Andy Crouch doesn’t come across as an alarmist. He’s measured, he’s charitable, he’s the kind of person who’d rather ask good questions than score rhetorical points. So when he admits, midway through a recent Good Faith podcast conversation with Curtis Chang, that what he feels most when he thinks about AI is grief, that should stop us in our tracks.
Not panic. Not technophobia. Grief. The kind that knows something real is at risk of being lost.
The conversation between Crouch and Chang is worth sitting with, not because it resolves anything, but because it frames the AI moment in human terms rather than market terms. The central metaphor Crouch reaches to help us understand what’s happening? It isn’t a chatbot or a productivity tool, it’s the interstate highway system.
Bear with him.
The interstates were a marvel. They connected a nation, enabled commerce, gave Americans freedom of movement on an unprecedented scale. They were also, Crouch argues, one of the most damaging technologies of the 20th century, not because they were built, but because of how they were adopted. Without asking what kind of human life they were organizing us toward, we built car-dependent communities that separated us from walkable neighborhoods, from neighbors, from our own bodies. The downstream costs were metabolic, relational, spiritual … and are still compounding.

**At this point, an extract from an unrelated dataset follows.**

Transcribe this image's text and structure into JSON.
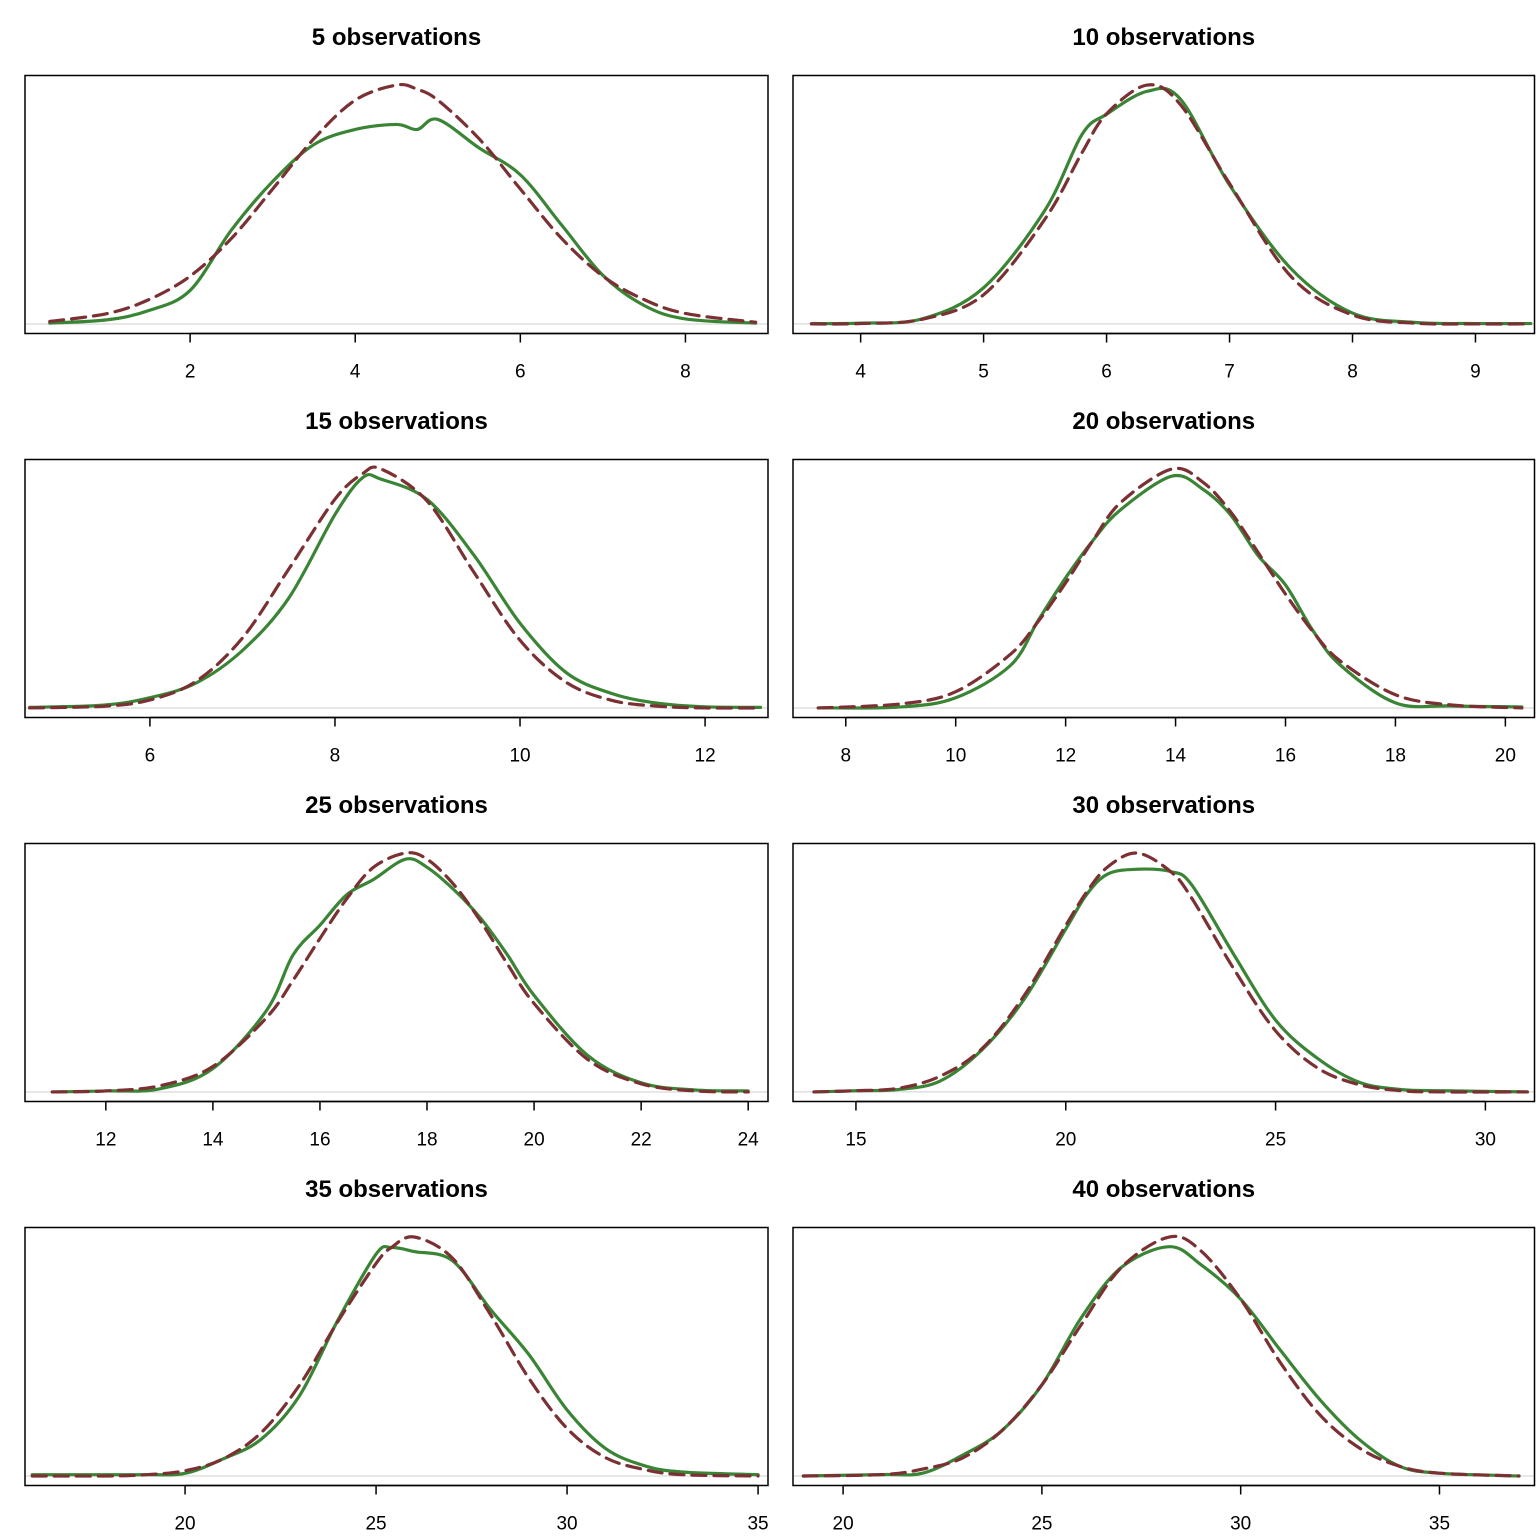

So the question for our moment, Crouch argues, isn’t whether AI is coming. It’s whether we’ll make the same mistake again.
And, in fact, what Crouch and Chang are really asking is something older than Silicon Valley: How shall we then live? And their answer, perhaps counterintuitively, doesn’t start with the technology at all. It starts with a kind of anthropology, a reckoning with what it means to be human, and what we’re afraid to lose as the AI era dawns.
One data point that surfaces in the conversation is quietly devastating: 43% of American men under 35 say they’re seriously interested in having an AI girlfriend or boyfriend. That number isn’t a punchline. It’s a symptom. Young men in this country are, by most measures, the loneliest demographic in our culture. And loneliness, as anyone who has stared down a 2 a.m. phone screen knows, doesn’t wait for the best solution. It reaches for the nearest available comfort. If that comfort increasingly comes in the form of frictionless, customizable, always-available AI companionship, the damage done to the already-fraying fabric of real relationship could be profound and irreversible.
The word Crouch keeps returning to is friction. Real love is friction-full, he says. Every wave of technology promises to reduce friction and relationships are among the most friction-producing things in our lives. The genius and the danger of AI is that it could make the substitute feel close enough to real that we stop fighting for the real thing.
But Crouch doesn’t leave it there. The same flexibility that makes AI dangerous also makes it genuinely redemptive, but only if we choose to make it so by insisting on technology that builds its awareness of human relationships into scheduling algorithms. By building technology that scaffolds learning rather than replacing it. By supporting technology that helps us move through the world as embodied children of God rather than chains us to a screen.
The fork in the road is real and Crouch is calling us to pay attention.
The prescription, then, is less about what AI will do and more about what we decide to do now, before the wave breaks. Crouch suggests something almost laughably small in scale: think about who has a key to your house, and give one more person a key. Move one step closer — literally — to the people you’re called to be in relationship with.
For those of us who follow Jesus, there’s something else underneath all of this. Crouch closes with a theological move that I’ve been turning over since I heard it: AI is, at its core, a prediction machine. It absorbs the past and extrapolates forward. It cannot envision a reality not already present in the data. But the biblical writers — moved by the Holy Spirit, not a data set — named a Messiah who would die and rise before such a thing had ever happened. No training set predicted that. No algorithm extrapolated the Resurrection.
Which means that if you believe human beings are made for relationship with a God who acts outside the data, then the most important things about you — arguably your capacity for genuine love, for sacrifice, for hope in what hasn’t happened yet — are precisely what AI cannot replicate or replace. Not because we’re smarter, but because we’re called. Given a vocation. Breathed into.
So whether or not you share that faith, the question Crouch leaves us with is worth sitting with: If the most powerful technology ever built can only ever predict the future from the past, what does it mean that you can imagine something genuinely new, and then go build it?
The wave is coming. But we still get to decide what we’re building on the shore.
Before you go, consider:
- The interstate highway reshaped American life for generations before we understood the cost. What’s the thing about AI you’ll wish, twenty years from now, you had pushed back on sooner?
- Andy Crouch says we need to “work on our dreams” before the market decides them for us. So: what kind of life do you actually want? And have you ever said it out loud to anyone?
- If AI can simulate companionship well enough that millions of people prefer it, what does that tell us about the quality of the human connection we’ve been offering each other?